10万円一律給付など
補正予算案を提出 政府

新型コロナウイルスの感染拡大を受けて、政府は、現金10万円の一律給付など緊急経済対策を実行するための今年度の補正予算案を、27日、国会に提出しました。

主な政策を見ますと、当初予定していた収入が減少した世帯への30万円の現金給付を取りやめて、1人10万円の一律給付を実施するため、事務的な経費も含め12兆8803億円を計上しました。

また、売り上げが減少した中小企業などに最大200万円を支給する「持続化給付金」に2兆3176億円、実質、無利子・無担保の融資を民間の金融機関でも受けられるようにするなど、企業の資金繰り対策として3兆8316億円を盛り込みました。

子育て世帯の支援では、児童手当の受給世帯に対し、子ども1人当たり1万円を上乗せするため、1654億円を計上しています。

さらに、感染拡大の防止や医療体制の整備、それに治療薬の開発などに1兆8097億円、感染拡大が収束したあとを見据え、旅行や宿泊、飲食代金の割り引きなど、消費喚起に向けた対策に1兆8482億円を盛り込んでいます。

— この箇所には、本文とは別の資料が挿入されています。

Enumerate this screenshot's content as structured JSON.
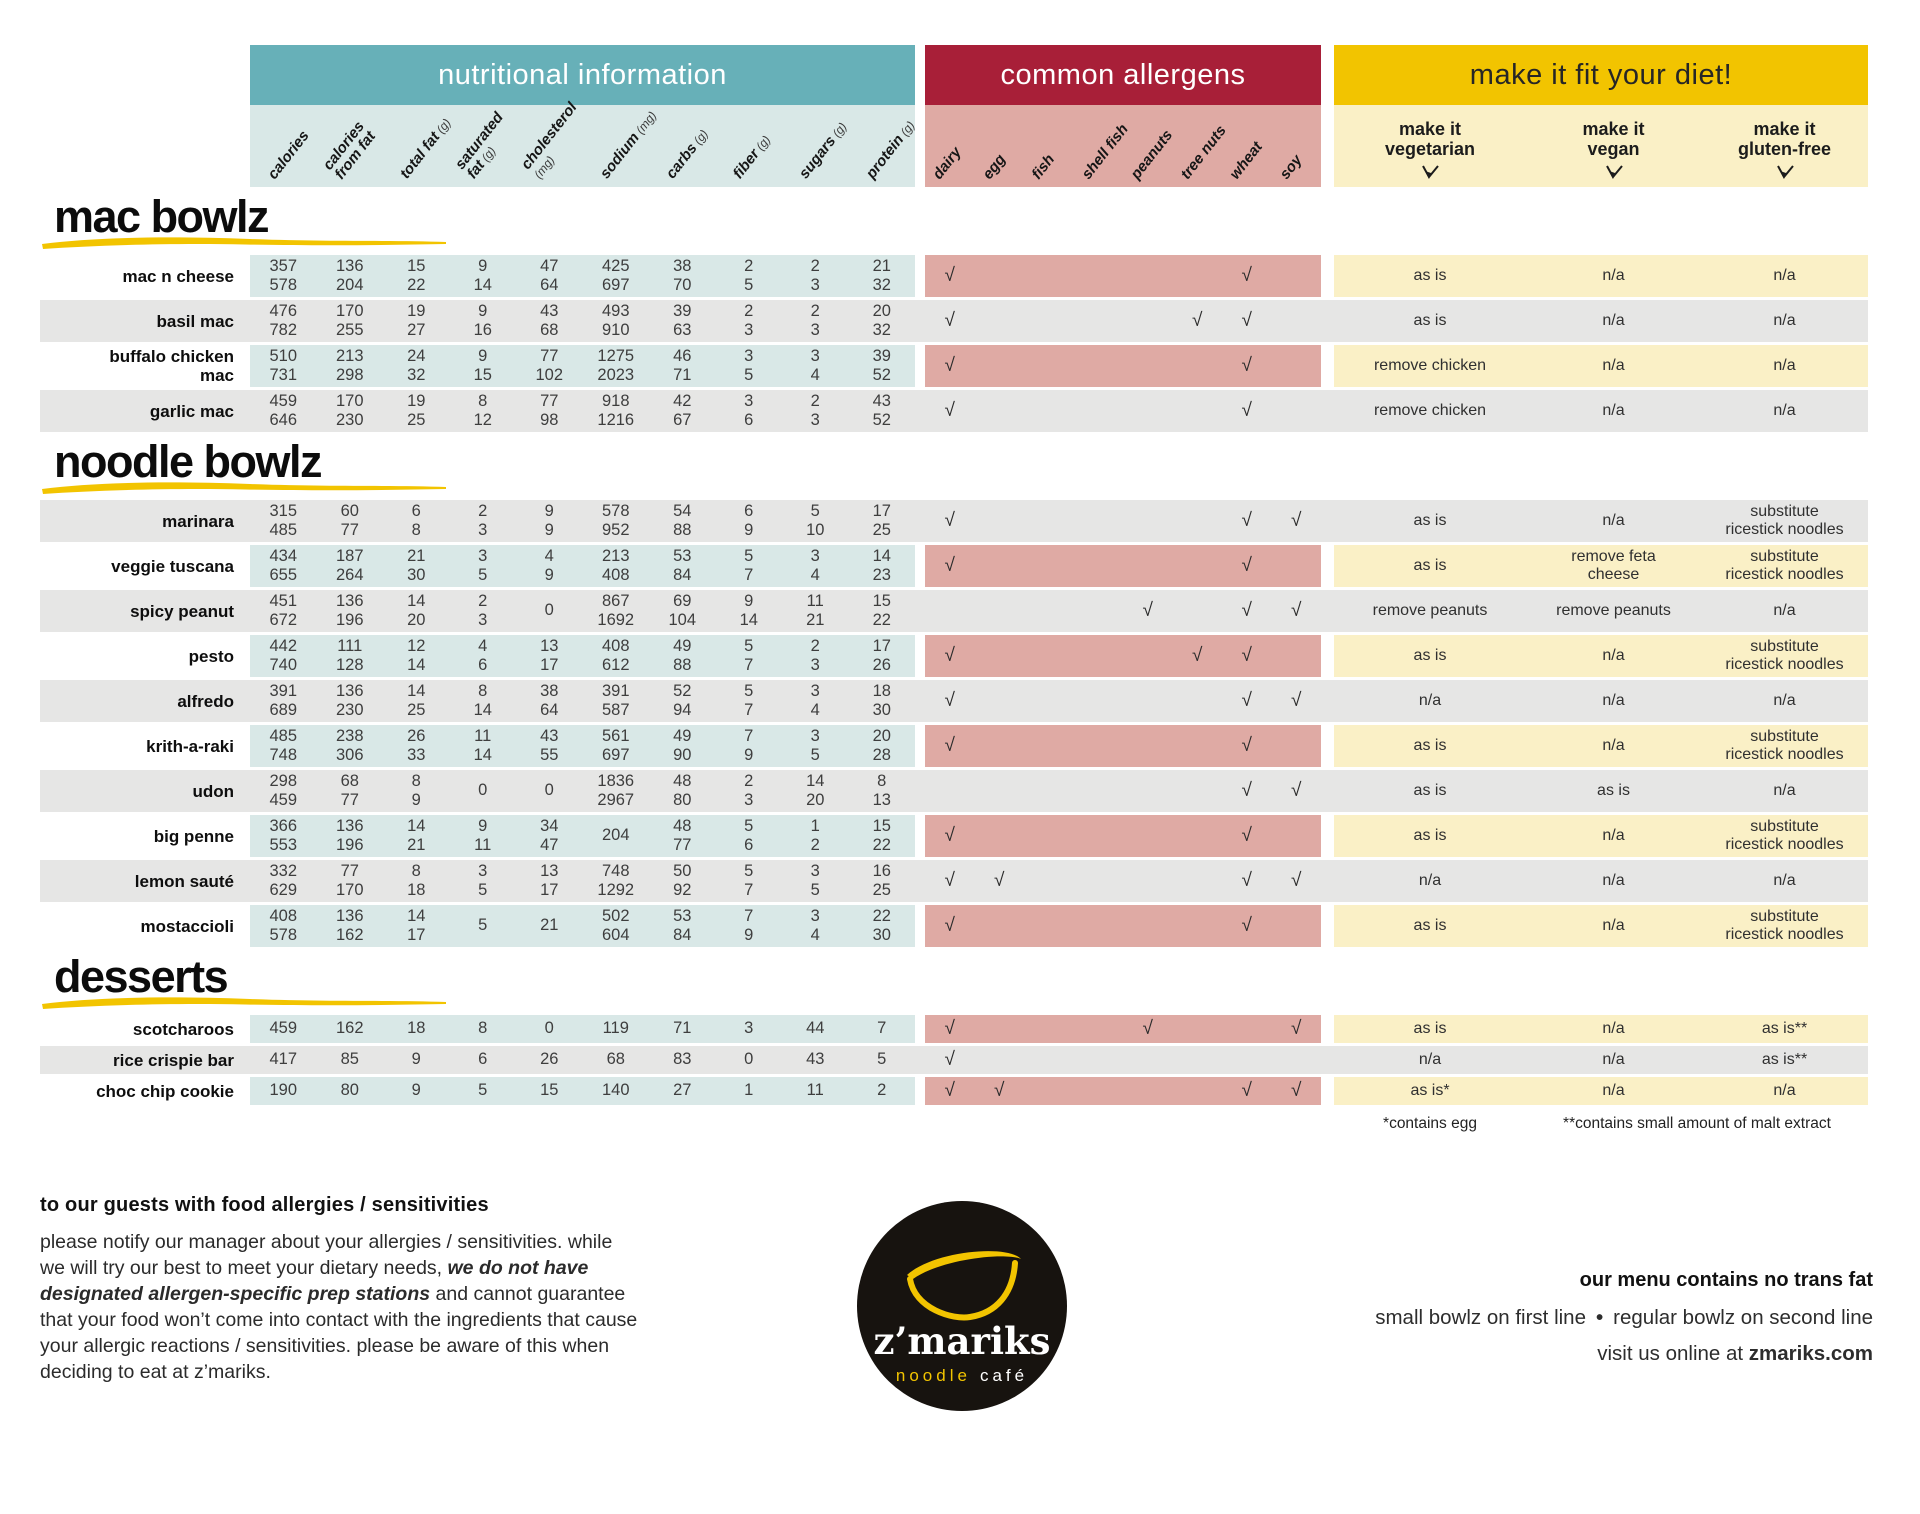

この結果、事業規模で117兆円に上る緊急経済対策を実行するための補正予算案は、追加の歳出が一般会計で25兆6914億円となりました。

必要な財源は、全額を国の借金にあたる国債の追加発行で賄います。発行額は、赤字国債が23兆3624億円、建設国債が2兆3290億円となっています。

政府は、この補正予算案とともに収入が大幅に減少した企業や個人事業主の納税を猶予するなど税制上の特例措置を盛り込んだ法案を、27日、国会に提出しました。いずれも30日に成立する見通しです。

官房長官「国会審議の中でしっかり説明したい」

菅官房長官は午前の記者会見で、「今回の補正予算案は、感染拡大を抑え、事業者をはじめ、現状をなんとかしのいでいただくためにあらゆる対策を盛り込んでおり、国会審議の中でしっかりとご説明させていただきたい」と述べました。

麻生副総理「一日も早い成立を」

麻生副総理兼財務大臣は、持ち回り閣議のあとの記者会見で「提出した補正予算案と法律案の一日も早い成立に向けて頑張っていきたい。今回の緊急経済対策を国会で通していただき、速やかに実行することで雇用を維持し事業を継続できるようにしたい」と述べました。

また、25兆円余りに上る巨額の国債を追加発行することについて、麻生大臣は「経済再生なくして財政再建はなく、財政を健全化していくためには間違いなく経済成長が必要だ。財源は多額の赤字国債で賄うことにしているが、対策の効果が出て日本の経済がV字回復し、それによって財政健全化という道を再び歩み出せるようにしていかなければならないと思っている」と述べました。

立民 枝野氏「政府の尻をたたく姿勢で頑張る」

立憲民主党の枝野代表は党の役員会で「国民や現場の思いに合ったものになっていない部分が少なからずある。足らざる部分をしっかりと補い、政府の尻をたたく姿勢で頑張っていく」と述べました。

共産 小池氏「賛否は質疑を踏まえて判断」

共産党の小池書記局長は、記者会見で、「きょうの本会議の質疑を見ても家賃や休業の補償について、前向きな答弁がなく、野党各党が求めた地方創生臨時交付金の増額にも背を向ける態度だった。これらについて、一問一答形式の予算委員会でただしていかないといけない。賛否は質疑を踏まえて判断したい」と述べました。